← Blog · Jun 18, 2026 · Engineering
The stack we use in 2026 (and why)
We don't believe in the "most modern" stack, but in the boring stack that ships: proven technology, with a large community, that a small team can maintain without surprises. These are our default choices for 2026 and, more importantly, when we step away from them. Clear defaults let us start fast and save our decision energy for what's genuinely specific to each project.
Frontend: Next.js (React) by default
For corporate sites, SaaS and MVPs we use Next.js: SSR/SSG/ISR when SEO matters, App Router for apps with sessions, and a huge ecosystem. When a project is a simple landing page or an internal tool with no need for React, we don't force Next.js: plain HTML + CSS + a little JS performs better and loads faster. For very interactive, lightweight UIs we also consider SvelteKit.
Backend: Node/Express or FastAPI, depending
Node + Express/Fastify when front and back share a language and the team iterates fast. Python + FastAPI when data, AI or automation is involved: the scientific and scraping ecosystem is unmatched. The decision is driven by the problem domain, not by fashion.
Data: Postgres almost always
Postgres is our default database: solid relational, JSONB for the flexible bits, built-in full-text search, and pgvector for semantic AI search without standing up another database. We add Redis for cache, queues and rate limiting. We only leave Postgres for a concrete reason (massive time series, graphs, extreme scale), never by default.
Payments, auth and integrations: don't reinvent
- Payments: Stripe (Checkout, Billing, Connect). The Customer Portal saves us building subscription management.

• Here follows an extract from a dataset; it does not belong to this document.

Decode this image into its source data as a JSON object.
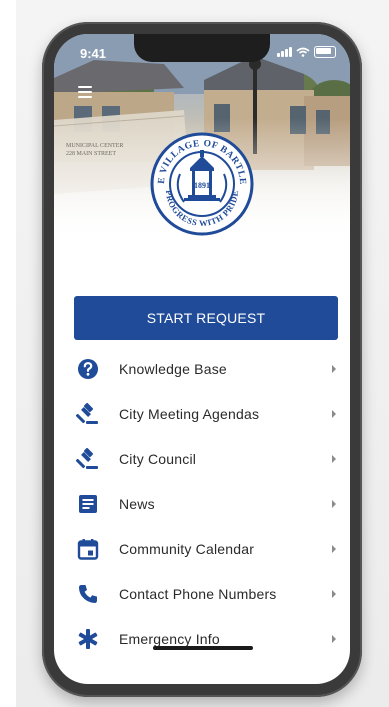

- Auth: managed providers (Clerk, Supabase Auth) or solid libraries; we don't build auth from scratch unless there's a very specific requirement.
- Transactional email: Resend or Postmark, with versioned templates.
- Observability: Sentry for errors, structured logs and basic alerting from day one.
Infrastructure: PaaS first, complexity later
We deploy to a simple PaaS (Railway, Render, Fly.io, Vercel) with managed Postgres and CI/CD on GitHub Actions. This covers 95% of projects and leaves all the time for the product. Kubernetes and multi-region architectures only arrive when volume and requirements justify them, not because they look good on a diagram. For clients with their own VPS we use Docker + Nginx + PM2 with reproducible deploys.
Off the default: when the project decides
- Bots and real-time: Node with the channel's official library (Discord.js, Telegraf), queues and workers; WebSockets/Socket.IO for live overlays.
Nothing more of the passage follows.